Can't I "Like" Gaylene's comment?
Suz, precisely my point. I think like you. I had to look up beatle boot. Only to realize I have a pair of flat ones I adore and do wear a lot. I didn't think they were deemed "old": to me, they are very young and fresh! Pearls: I can't wear them anymore (boo).
Janet has a point: how to dress you without looking like a mutton dressed as a lamb, to paraphrase a certain other fashion website...

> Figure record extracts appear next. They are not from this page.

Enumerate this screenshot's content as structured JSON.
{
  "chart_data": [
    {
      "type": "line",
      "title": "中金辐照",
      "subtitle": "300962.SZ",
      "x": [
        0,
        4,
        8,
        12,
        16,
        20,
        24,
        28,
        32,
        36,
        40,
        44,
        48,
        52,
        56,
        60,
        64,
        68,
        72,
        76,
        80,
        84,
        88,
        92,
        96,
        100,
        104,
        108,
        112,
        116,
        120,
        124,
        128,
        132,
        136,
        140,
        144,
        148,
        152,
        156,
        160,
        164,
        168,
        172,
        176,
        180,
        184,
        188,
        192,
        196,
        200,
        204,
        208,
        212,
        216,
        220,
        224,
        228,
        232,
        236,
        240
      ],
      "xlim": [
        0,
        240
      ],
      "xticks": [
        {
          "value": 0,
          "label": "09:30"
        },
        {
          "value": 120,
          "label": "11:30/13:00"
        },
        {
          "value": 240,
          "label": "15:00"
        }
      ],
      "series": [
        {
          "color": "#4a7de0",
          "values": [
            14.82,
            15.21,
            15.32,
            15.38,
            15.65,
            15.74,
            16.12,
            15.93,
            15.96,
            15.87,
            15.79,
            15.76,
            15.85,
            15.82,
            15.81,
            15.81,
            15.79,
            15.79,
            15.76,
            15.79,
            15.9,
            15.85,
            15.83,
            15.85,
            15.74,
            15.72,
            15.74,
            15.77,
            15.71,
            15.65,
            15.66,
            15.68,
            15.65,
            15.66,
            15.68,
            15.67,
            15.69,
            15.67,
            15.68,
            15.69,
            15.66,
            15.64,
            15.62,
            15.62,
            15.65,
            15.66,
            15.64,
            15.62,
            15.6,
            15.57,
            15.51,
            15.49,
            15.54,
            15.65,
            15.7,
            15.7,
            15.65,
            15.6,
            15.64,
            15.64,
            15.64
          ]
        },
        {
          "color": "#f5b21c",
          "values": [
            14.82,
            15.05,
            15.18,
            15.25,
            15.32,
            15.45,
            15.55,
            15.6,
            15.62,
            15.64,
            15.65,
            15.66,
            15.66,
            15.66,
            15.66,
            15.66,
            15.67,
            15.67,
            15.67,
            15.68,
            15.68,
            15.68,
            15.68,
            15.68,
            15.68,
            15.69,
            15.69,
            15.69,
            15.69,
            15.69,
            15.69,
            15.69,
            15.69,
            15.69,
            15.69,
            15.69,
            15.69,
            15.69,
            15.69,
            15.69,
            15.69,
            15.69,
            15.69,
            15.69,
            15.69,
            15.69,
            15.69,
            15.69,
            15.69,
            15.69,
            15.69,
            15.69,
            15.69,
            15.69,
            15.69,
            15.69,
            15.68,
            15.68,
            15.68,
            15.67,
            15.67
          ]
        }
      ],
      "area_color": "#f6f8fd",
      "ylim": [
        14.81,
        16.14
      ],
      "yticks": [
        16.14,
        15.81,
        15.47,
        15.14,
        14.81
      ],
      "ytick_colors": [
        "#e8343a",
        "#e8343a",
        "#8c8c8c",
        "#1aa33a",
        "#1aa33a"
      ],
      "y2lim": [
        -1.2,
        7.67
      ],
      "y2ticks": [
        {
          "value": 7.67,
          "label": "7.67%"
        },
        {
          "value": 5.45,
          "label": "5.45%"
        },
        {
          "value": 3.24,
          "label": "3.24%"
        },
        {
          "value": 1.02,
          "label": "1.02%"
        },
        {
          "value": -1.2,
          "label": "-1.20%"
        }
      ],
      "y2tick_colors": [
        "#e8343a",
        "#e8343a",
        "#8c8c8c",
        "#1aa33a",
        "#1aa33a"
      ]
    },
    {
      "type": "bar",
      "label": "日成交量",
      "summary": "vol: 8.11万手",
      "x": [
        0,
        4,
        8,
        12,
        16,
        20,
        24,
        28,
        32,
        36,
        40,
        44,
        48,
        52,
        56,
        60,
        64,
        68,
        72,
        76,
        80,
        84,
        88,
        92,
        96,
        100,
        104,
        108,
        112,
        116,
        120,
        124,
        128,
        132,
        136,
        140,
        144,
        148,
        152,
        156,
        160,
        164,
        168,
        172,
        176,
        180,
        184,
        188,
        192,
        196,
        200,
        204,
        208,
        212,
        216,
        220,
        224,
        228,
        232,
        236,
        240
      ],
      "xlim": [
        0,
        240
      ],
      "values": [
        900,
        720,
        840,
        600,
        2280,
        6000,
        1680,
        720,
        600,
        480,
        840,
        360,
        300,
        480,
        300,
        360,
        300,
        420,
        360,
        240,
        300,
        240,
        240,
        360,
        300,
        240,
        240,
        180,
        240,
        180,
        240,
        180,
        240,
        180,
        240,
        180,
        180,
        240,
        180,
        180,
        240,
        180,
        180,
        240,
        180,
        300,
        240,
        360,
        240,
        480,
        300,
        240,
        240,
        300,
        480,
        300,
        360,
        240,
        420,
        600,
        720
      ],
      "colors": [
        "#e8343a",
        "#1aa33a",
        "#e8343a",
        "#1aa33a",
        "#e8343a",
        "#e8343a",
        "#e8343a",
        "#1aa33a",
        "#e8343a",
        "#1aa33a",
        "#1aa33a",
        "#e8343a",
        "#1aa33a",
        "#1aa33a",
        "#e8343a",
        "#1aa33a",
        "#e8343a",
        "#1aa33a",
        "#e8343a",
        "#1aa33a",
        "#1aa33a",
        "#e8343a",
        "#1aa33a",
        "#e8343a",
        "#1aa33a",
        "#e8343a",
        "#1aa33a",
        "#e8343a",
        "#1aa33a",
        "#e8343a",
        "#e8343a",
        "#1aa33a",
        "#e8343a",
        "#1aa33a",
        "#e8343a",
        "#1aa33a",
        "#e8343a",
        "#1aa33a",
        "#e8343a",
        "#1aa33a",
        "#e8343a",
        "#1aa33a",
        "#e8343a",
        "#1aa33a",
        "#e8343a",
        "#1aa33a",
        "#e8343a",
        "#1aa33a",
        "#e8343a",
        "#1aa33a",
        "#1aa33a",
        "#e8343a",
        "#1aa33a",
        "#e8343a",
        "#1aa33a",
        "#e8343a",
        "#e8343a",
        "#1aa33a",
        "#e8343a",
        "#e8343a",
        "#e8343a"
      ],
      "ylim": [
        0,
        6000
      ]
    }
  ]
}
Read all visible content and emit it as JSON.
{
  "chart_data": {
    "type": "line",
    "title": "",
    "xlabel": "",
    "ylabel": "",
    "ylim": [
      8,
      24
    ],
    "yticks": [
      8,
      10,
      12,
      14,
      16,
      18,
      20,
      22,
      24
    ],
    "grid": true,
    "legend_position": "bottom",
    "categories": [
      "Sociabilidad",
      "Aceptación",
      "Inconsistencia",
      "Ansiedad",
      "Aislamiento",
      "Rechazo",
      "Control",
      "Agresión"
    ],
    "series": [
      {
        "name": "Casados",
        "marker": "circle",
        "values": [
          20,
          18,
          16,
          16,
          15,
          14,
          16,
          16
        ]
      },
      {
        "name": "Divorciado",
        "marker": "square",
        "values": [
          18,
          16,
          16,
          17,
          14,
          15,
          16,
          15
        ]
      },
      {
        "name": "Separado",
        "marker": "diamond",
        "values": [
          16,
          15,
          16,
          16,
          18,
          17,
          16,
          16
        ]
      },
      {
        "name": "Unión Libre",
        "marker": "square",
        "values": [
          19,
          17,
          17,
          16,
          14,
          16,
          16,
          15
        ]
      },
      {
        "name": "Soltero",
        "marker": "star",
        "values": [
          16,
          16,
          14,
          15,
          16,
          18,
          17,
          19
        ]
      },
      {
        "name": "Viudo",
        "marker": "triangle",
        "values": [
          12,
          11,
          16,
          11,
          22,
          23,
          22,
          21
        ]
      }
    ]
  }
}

And on Suz's second post: so true! I inherited some of my grandmother clothes - she had made herself - and have a hard time wearing it regularly, because it is made for a lifestyle that isn't mine. My grandmother was a teacher, like me. She did teach in various parts of the country, actually, but even then, she traveled with old style suitcases and embarked on trains / boats / planes donning full three piece tweed suits - and the corresponding Richelieu Oxfords, square silk scarves, lamb leather gloves and (now vintage) handbags. But I can't establish a parallel with my grandmother the way you do. On Sundays, she went to church: I go to the gym. She taught as an authoritative figure within the "teaching paradigm": I am a child of the "learning paradigm", dressing accordingly when guiding and accompanying students, which means wearing more pants and jeans, things in which I can lean, bend, kneel, move, jump; she traveled in style: I travel in comfort, because I won't get any time to recuperate + my body typically already has a workout or two running through its vein it needs to recover from, so I will want the snooze. Then again, a snooze while travelling was unthinkable in my grandmother's times,but today, it's perfectly possible. So all this to say I am not sure about the basics for certain tasks not changing. I think they do!